= Bernhard A. Macek =

Austrian historian and author (born 1975)

Bernhard A. Macek (born 1975 in Vienna, Austria) is an Austrian historian and author.

== Biography ==

Macek, born in Vienna, studied history at the University of Vienna. Since 2001 he has worked at the Imperial Palace Hofburg (Sisi Museum/Imperial Apartments/Silver Collection). In addition, he directs the Department of Viennese Urban History at ÖAB (Austrian Archeology Association).
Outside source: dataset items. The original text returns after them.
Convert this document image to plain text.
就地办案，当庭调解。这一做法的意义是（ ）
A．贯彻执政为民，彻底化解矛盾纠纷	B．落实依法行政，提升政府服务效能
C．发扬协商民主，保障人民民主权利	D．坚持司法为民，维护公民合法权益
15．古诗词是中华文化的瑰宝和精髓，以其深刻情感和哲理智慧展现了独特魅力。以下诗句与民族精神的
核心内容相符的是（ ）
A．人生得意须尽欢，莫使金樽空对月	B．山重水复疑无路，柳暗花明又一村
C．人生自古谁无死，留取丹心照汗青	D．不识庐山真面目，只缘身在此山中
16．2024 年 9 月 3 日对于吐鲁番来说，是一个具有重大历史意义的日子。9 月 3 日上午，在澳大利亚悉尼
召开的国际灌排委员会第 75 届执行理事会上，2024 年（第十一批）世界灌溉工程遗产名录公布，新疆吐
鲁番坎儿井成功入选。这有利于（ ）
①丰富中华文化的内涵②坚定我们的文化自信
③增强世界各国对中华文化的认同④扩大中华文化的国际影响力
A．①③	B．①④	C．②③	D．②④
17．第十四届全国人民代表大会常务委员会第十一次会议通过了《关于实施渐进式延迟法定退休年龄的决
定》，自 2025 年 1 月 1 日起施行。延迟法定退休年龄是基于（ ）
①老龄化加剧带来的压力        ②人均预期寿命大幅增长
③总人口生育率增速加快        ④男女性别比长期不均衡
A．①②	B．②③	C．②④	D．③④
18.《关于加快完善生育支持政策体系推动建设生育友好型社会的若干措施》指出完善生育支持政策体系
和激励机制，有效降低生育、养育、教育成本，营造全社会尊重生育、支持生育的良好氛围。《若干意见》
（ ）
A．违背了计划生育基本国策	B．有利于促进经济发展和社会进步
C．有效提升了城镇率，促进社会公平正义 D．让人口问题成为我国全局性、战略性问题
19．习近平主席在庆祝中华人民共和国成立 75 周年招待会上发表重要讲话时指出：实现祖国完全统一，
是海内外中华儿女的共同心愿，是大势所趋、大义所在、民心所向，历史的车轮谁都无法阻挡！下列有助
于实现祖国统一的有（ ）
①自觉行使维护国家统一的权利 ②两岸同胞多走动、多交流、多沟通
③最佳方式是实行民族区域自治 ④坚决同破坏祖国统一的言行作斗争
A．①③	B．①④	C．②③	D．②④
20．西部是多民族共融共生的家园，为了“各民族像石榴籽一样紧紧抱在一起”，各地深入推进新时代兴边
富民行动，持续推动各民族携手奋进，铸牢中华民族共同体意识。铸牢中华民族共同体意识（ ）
He also works on publications on historical topics, for example about the coronation of Joseph II (Holy Roman Empire) or about the life of Charles I, the last Emperor of Austria.
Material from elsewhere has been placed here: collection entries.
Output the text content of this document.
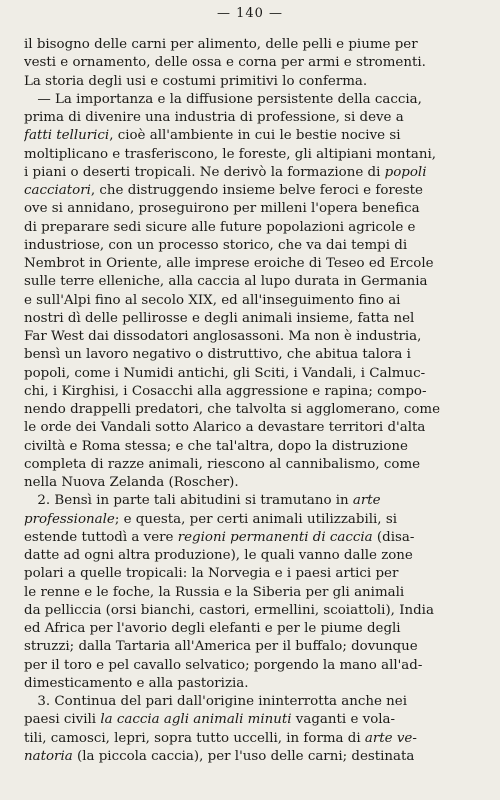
— 140 —
il bisogno delle carni per alimento, delle pelli e piume per
vesti e ornamento, delle ossa e corna per armi e stromenti.
La storia degli usi e costumi primitivi lo conferma.
 — La importanza e la diffusione persistente della caccia,
prima di divenire una industria di professione, si deve a
fatti tellurici, cioè all'ambiente in cui le bestie nocive si
moltiplicano e trasferiscono, le foreste, gli altipiani montani,
i piani o deserti tropicali. Ne derivò la formazione di popoli
cacciatori, che distruggendo insieme belve feroci e foreste
ove si annidano, proseguirono per milleni l'opera benefica
di preparare sedi sicure alle future popolazioni agricole e
industriose, con un processo storico, che va dai tempi di
Nembrot in Oriente, alle imprese eroiche di Teseo ed Ercole
sulle terre elleniche, alla caccia al lupo durata in Germania
e sull'Alpi fino al secolo XIX, ed all'inseguimento fino ai
nostri dì delle pellirosse e degli animali insieme, fatta nel
Far West dai dissodatori anglosassoni. Ma non è industria,
bensì un lavoro negativo o distruttivo, che abitua talora i
popoli, come i Numidi antichi, gli Sciti, i Vandali, i Calmuc-
chi, i Kirghisi, i Cosacchi alla aggressione e rapina; compo-
nendo drappelli predatori, che talvolta si agglomerano, come
le orde dei Vandali sotto Alarico a devastare territori d'alta
civiltà e Roma stessa; e che tal'altra, dopo la distruzione
completa di razze animali, riescono al cannibalismo, come
nella Nuova Zelanda (Roscher).
 2. Bensì in parte tali abitudini si tramutano in arte
professionale; e questa, per certi animali utilizzabili, si
estende tuttodì a vere regioni permanenti di caccia (disa-
datte ad ogni altra produzione), le quali vanno dalle zone
polari a quelle tropicali: la Norvegia e i paesi artici per
le renne e le foche, la Russia e la Siberia per gli animali
da pelliccia (orsi bianchi, castori, ermellini, scoiattoli), India
ed Africa per l'avorio degli elefanti e per le piume degli
struzzi; dalla Tartaria all'America per il buffalo; dovunque
per il toro e pel cavallo selvatico; porgendo la mano all'ad-
dimesticamento e alla pastorizia.
 3. Continua del pari dall'origine ininterrotta anche nei
paesi civili la caccia agli animali minuti vaganti e vola-
tili, camosci, lepri, sopra tutto uccelli, in forma di arte ve-
natoria (la piccola caccia), per l'uso delle carni; destinata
Macek's lecturing led him to the University of Vienna, to the Pope Benedict XVI Philosophical-Theological University Heiligenkreuz, to the city of Heusenstamm (Germany) on the occasion of the celebrations "250 Years of the Imperial Visit", to the Italian Cultural Institute in Vienna, to Madonna di Campiglio (Italy) for the festival "Mistero dei Monte – Vostre Altezze, etc.

== Publications ==

- Feldmarschall-Leutnant Franz von Holbein-Holbeinsberg. „Directiven“ der Spanischen Hofreitschule. Reitkunst, Militär und Gesellschaft des 19. Jahrhunderts, (= Historica Austria 7), Wien 2008, ISBN 978-3-901515-11-8.
- Die Krönung Josephs II. zum Römischen König in Frankfurt am Main. Logistisches Meisterwerk, zeremonielle Glanzleistung und Kulturgüter für die Ewigkeit, Frankfurt am Main u. a. 2010, ISBN 978-3-631-60849-4, doi:10.3726/978-3-653-04406-5.
- Haydn, Mozart und die Großfürstin. Eine Studie zur Uraufführung der „Russischen Quartette" op. 33 in den Kaiserappartements der Wiener Hofburg, Wien 2012, ISBN 3-901568-72-7.
- Kaiser Karl I. Der letzte Kaiser Österreichs. Ein biografischer Bilderbogen (= Die Reihe Archivbilder), Erfurt 2012, ISBN 978-3-95400-076-0.
- with Renate Holzschuh-Hofer: Die Wiener Hofburg. Die unbekannten Seiten der Kaiserresidenz, Sutton-Verlag, Erfurt 2014, ISBN 978-3-95400-420-1.
- with Rossana Crisci: Francesco Giuseppe I., Testimonianze, MGS Press, Trieste 2016. ISBN 978-88-97271-23-9, (in Italian).